Automotive Engineering Jobs

Knowledge Requirements
Automotive engineering encompasses mechanical and structural engineering and requires those working within the field to apply the principles of several scientific disciplines. These include physics, structural design, and materials analysis. Automotive engineering jobs also require a strong understanding of manufacturing principles and mechanical system design and operation methods.

These engineers may also need to be knowledgeable in several other areas of engineering, including safety, power, electronics, and software. Many engineers working in the automotive field will specialize in a particular area, allowing them to become experts in their realm. This often results in higher pay and better job security.

Project Leaders
Some of the most well educated, experiences, and skilled automotive engineers are those who are able to oversee projects in new business or product development. These automotive engineering jobs are responsible to leading a design, engineering and manufacturing team that take new products from conceptualization through production. Such engineering roles are highly compensated in the marketplace and also require candidates to have strong “soft” skills in addition to technical know-how.

Communication and leadership are among the soft skills necessary for engineers to be successful in overseeing team-based automotive engineering development projects. While the job market is jam packed with highly skilled technical engineers, it is a wide open playing field for those with a more well-rounded skill set.

Specialties in the Field
There are a number of specialized automotive engineering jobs to be found in the field. These positions may focus on a particular kind of system, structure or function of vehicles, or it may be a certain subset of vehicles.

For example, an automotive engineer may specialize in the design of vehicle bodies, in which case he or she would be required to possess superior knowledge of structural design principles. Or, the engineer may specialize in the development of guidance or navigation systems, in which case he or she would need to be quite knowledgeable in computer science and software applications.

Those engineering jobs that specialize in vehicle subsets may include the design, development, and manufacture of passenger or commercial, land-based transportation vehicles. The engineer may be an expert on passenger or transportation trains, motorcycles, school or public transit buses, passenger cars, or military transport vehicles.

Regardless of the area in which the engineer specializes, he or she may also be an expert within that particular subsector of the automotive engineering field. This means that there are highly knowledgeable engineers who are able to design and develop new components, structures and systems for a specific kind of vehicle. For example, there are automotive engineering jobs that work only with the guidance systems found in military transport vehicles.

A Career in Automotive

Would you like to make “I’m a rambling wreck from Georgia Tech and a heck of an engineer” a reality in your life? Have you always enjoyed tinkering around with cars and figuring out what made stuff work? Does being a team player developing products that are the cutting edge of technology appeal to you? Then automotive engineering might be the career for you.

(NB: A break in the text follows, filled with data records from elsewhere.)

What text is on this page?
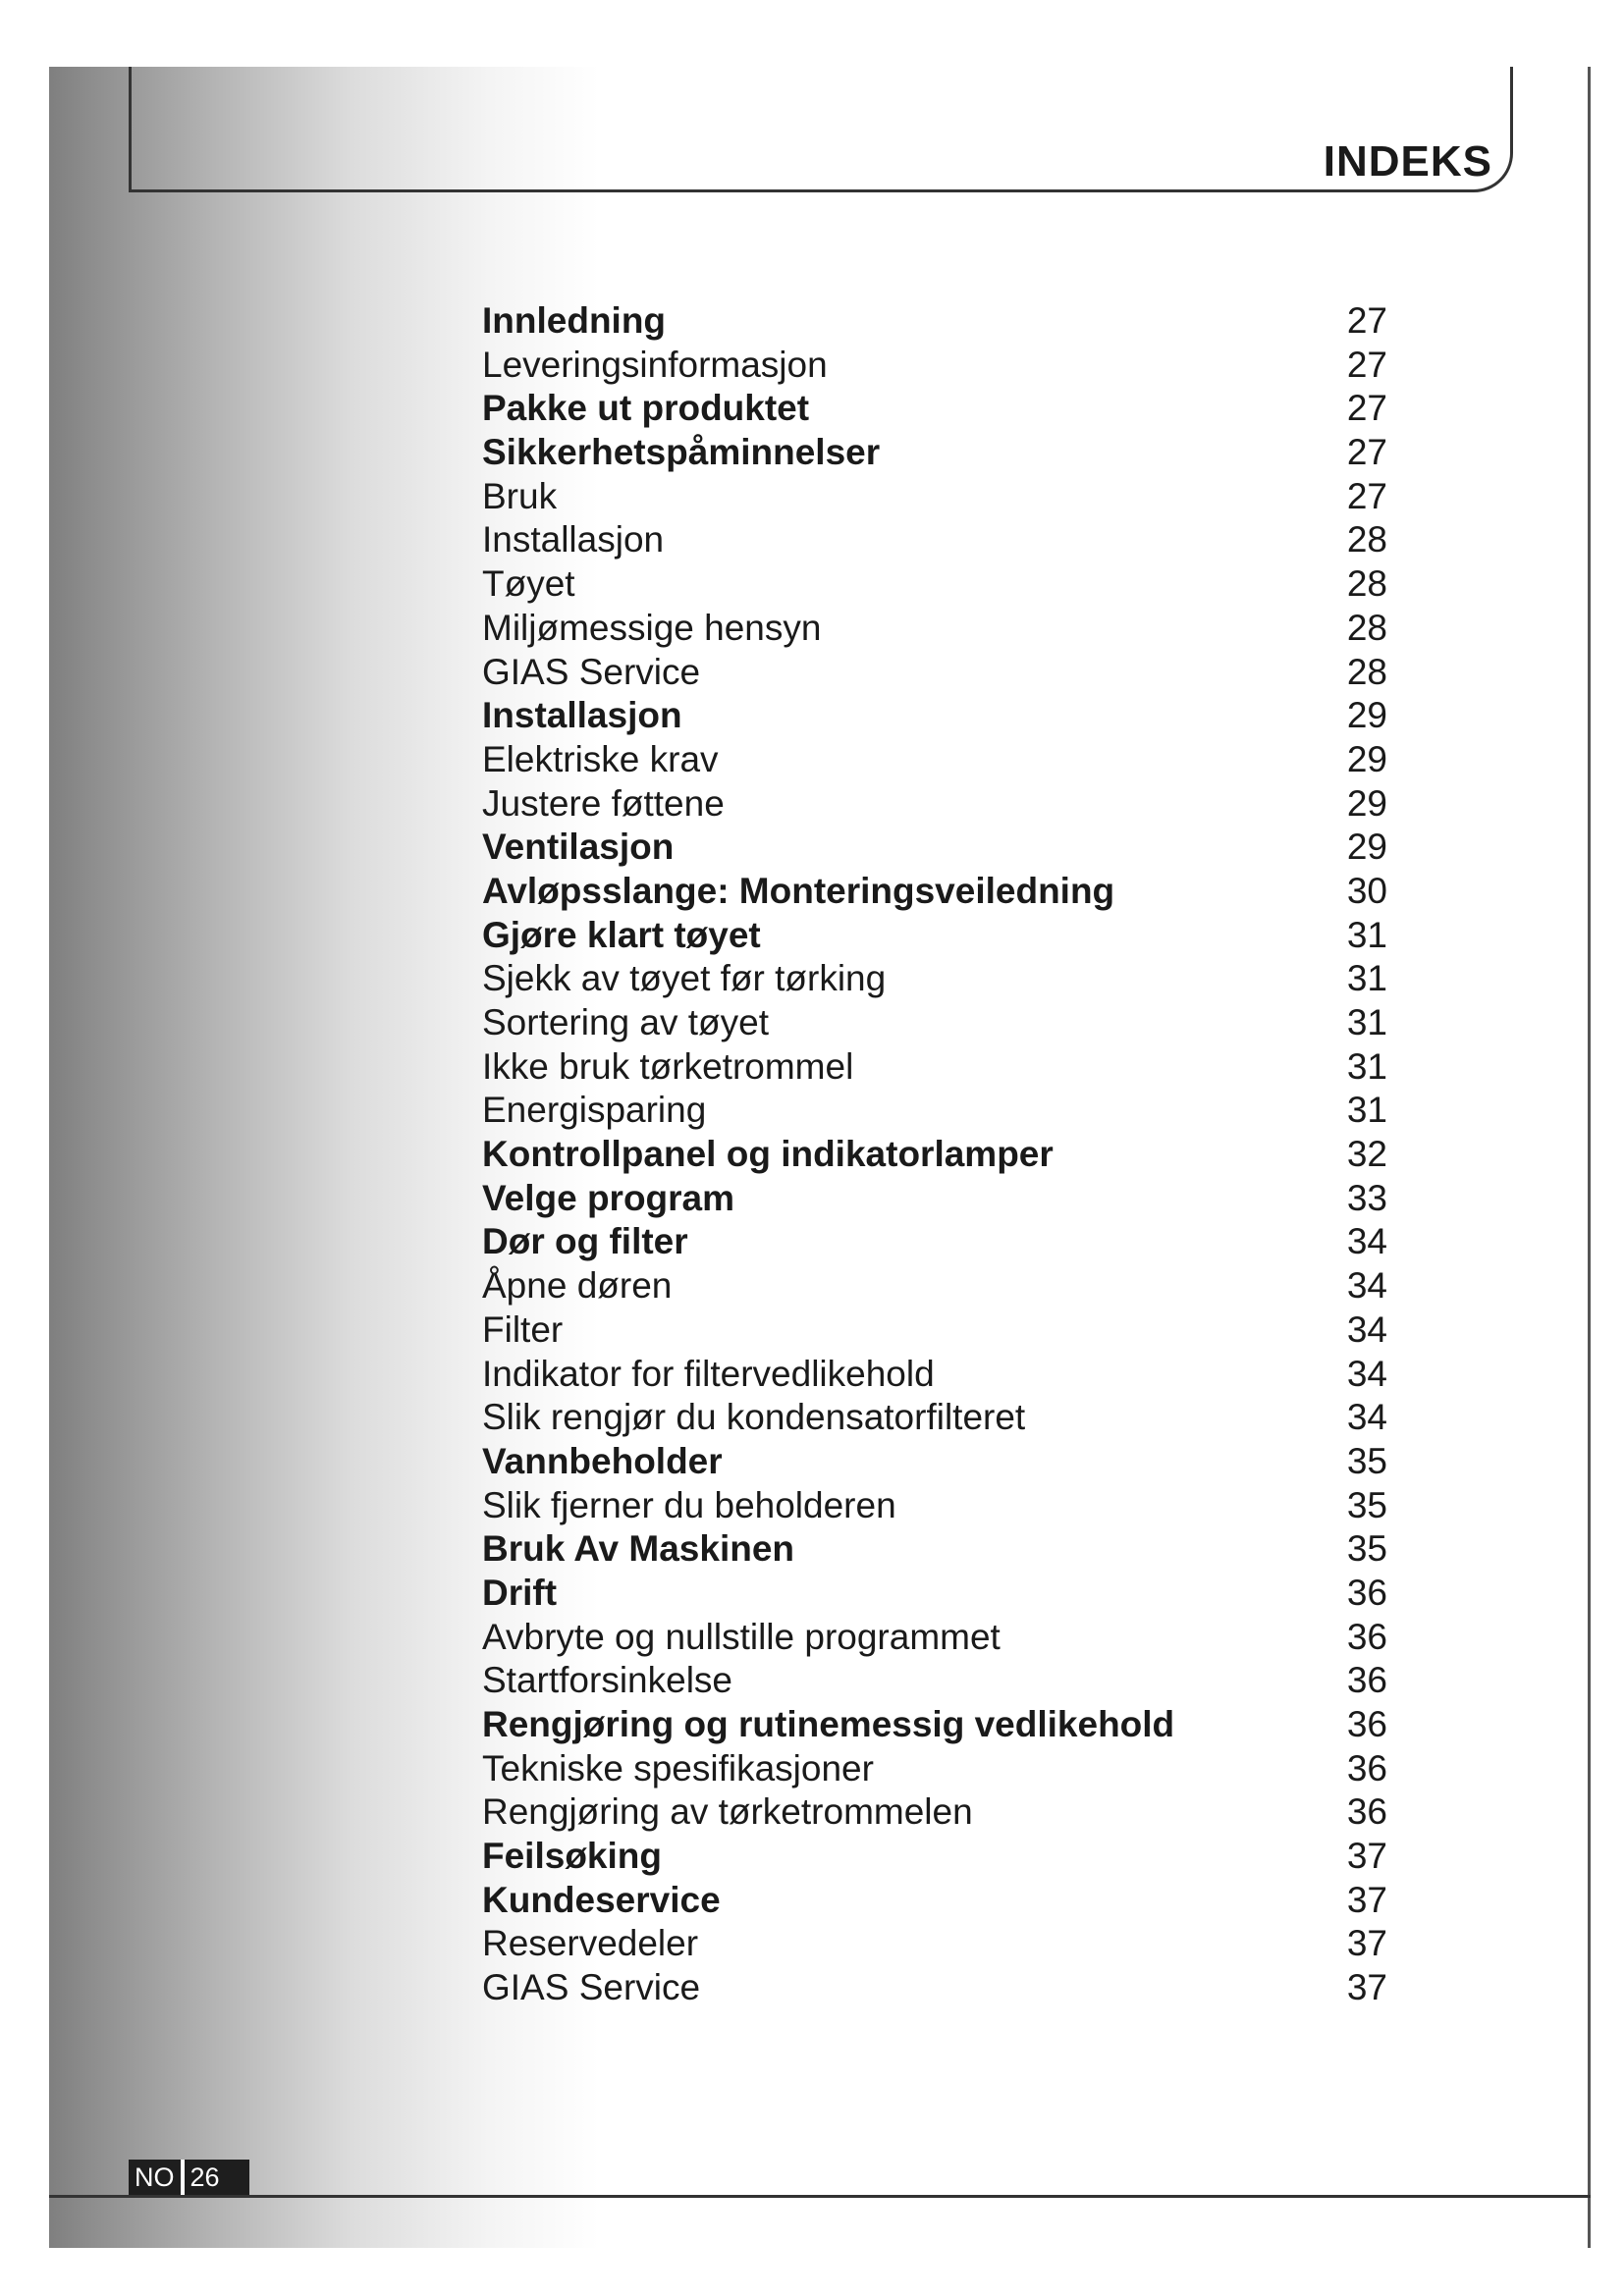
INDEKS
Innledning	27
Leveringsinformasjon	27
Pakke ut produktet	27
Sikkerhetspåminnelser	27
Bruk	27
Installasjon	28
Tøyet	28
Miljømessige hensyn	28
GIAS Service	28
Installasjon	29
Elektriske krav	29
Justere føttene	29
Ventilasjon	29
Avløpsslange: Monteringsveiledning	30
Gjøre klart tøyet	31
Sjekk av tøyet før tørking	31
Sortering av tøyet	31
Ikke bruk tørketrommel	31
Energisparing	31
Kontrollpanel og indikatorlamper	32
Velge program	33
Dør og filter	34
Åpne døren	34
Filter	34
Indikator for filtervedlikehold	34
Slik rengjør du kondensatorfilteret	34
Vannbeholder	35
Slik fjerner du beholderen	35
Bruk Av Maskinen	35
Drift	36
Avbryte og nullstille programmet	36
Startforsinkelse	36
Rengjøring og rutinemessig vedlikehold	36
Tekniske spesifikasjoner	36
Rengjøring av tørketrommelen	36
Feilsøking	37
Kundeservice	37
Reservedeler	37
GIAS Service	37
NO 26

Generally, an automotive engineer is one who works on the design or manufacture of automobiles. The word design is slightly misleading since an automotive designer is a stylist basically concerned with the appearance of the automobile while the engineer specializes in the performance of the automobile and its components.

The engineer works on developing new or improved structural parts, engines, transmissions and suspension systems. The engineer is involved in production cost estimation, reduction of production costs and implementing cost/quality control improvements. The engineer must be sure that the product meets all federal regulations. In the case of new designs, it is the engineer who determines driveability.

According to the U.S. Department of Labor Dictionary of Occupational Titles, automotive engineering is a sub-specialty of mechanical engineering.

Even though the automotive manufacturing industry is in a slump at this time, there is still a demand for engineers due to the current focus on fuel economy and alternate fueled vehicles. The field is expected to grow as fast as average through 2014.

While there are global opportunities for automotive engineers in countries as far flung as Malaysia and the United Kingdom, most jobs within the US are centered in the Midwest since that is the major location of the auto industry. The big three employers in the United States are Ford, General Motors and Daimler-Chrysler.

The working environment is a combination of office and on site. The entry-level salary starts at around $48,000 annually and a Bachelor of Science degree is required. In addition to the degree, the engineer should have excellent communication skills, strong troubleshooting skills and the ability to work as part of a team.

Automotive Engineers Innovate

Recent innovations in automotive engineering have produced active safety systems ranging from side alert, often called blind spot warning, to adaptive cruise control, to collision detection and warning. What this means to the average consumer will change over time as these products become increasingly available. What this means to the automotive engineer is increased attention to safe technology.

Many impressive innovations beyond the now customary car navigation system have existed – and even been on the market – for years now. Adaptive cruise control has been available since the early ’90s. Electronic stability control has been an option for many vehicles since 1995. Scanning radars, crash sensors, pre-crash mitigation and vehicle and occupant safety systems are also emerging. Such systems offer insights into how roads can be made safer in generations to come and where automotive technology is heading. In other words, as cars become “carputers,” automotive engineers are driving shifting technologies.

The myriad of promising innovations includes vehicle occupant safety systems. For example, a crash sensor generates a signal based upon a potential crash or one already transpired via a continuously variable severity output signal. If an accident has occurred, sensors signal certain actions like deployment of airbags. If an accident is likely to occur, sensors can alert the driver in various ways so that she or he can try to take necessary actions to avoid an accident and/or the sensors can take action themselves by pretensioning seatbelts or initiating automatic braking. In many ways, this process is not dissimilar to the functioning of the human brain: The brain sends a signal to the body to complete an action, often in response to stimuli received from the outside world. Who knew humanity would serve as its own model for creating devices designed for our safety?

Often, though, such examples of automotive technology are integrated into high-end, expensive cars first, due to high pricing. As the benefits of these products become more widely known and their popularity expands, costs decrease due to economies of scale and advancing technology. As research and development pay off, these advanced products become more widely distributed. The advantages of automotive system and component integration expertise will continue to increase over time. Such knowledge may be paramount to an industry focused on better fuel economy, safety advancements and financially feasible products. Engineers versed in not only the basics of these systems but also in how to integrate them is only the beginning. Savvy engineers who are engaging in up-integration – adding software that makes one electronic module do many things – and sensor fusion – using complementary technologies to enhance object detection and classification – may have an edge in an ever-competitive job market.

In the rush to meet consumer demand and stay competitive, suppliers tend to be increasingly eager to develop ways to integrate safety and other technology systems. Many vehicles currently come with automatic on/off, high/low beam and rain sensor technology for instance. A separate camera, of course, is not necessary for this. Install a camera for a lane departure warning system, and suddenly a world of possibilities opens up. Intelligent headlight plus pedestrian and sign recognition programs can also be added, to name a few, without the need for additional cameras. Separate module manufacturing for each technological innovation becomes unnecessary. Multiple functions and features on the same apparatus decrease cost and increase functionality.

So, what’s next? It seems to be the perpetual question that automotive engineers ask – no matter how far we advance. Perhaps an entirely self-driving car. Perhaps hover vehicles on highways, following designated pathways and communicating with surrounding vehicles to avoid crashes. What do consumers want? The evolution of technology. Inventions born of new ideas. And, ultimately, innovative products that can even make us all safer. It’s the engineers, though – the technological innovators themselves – who make it possible.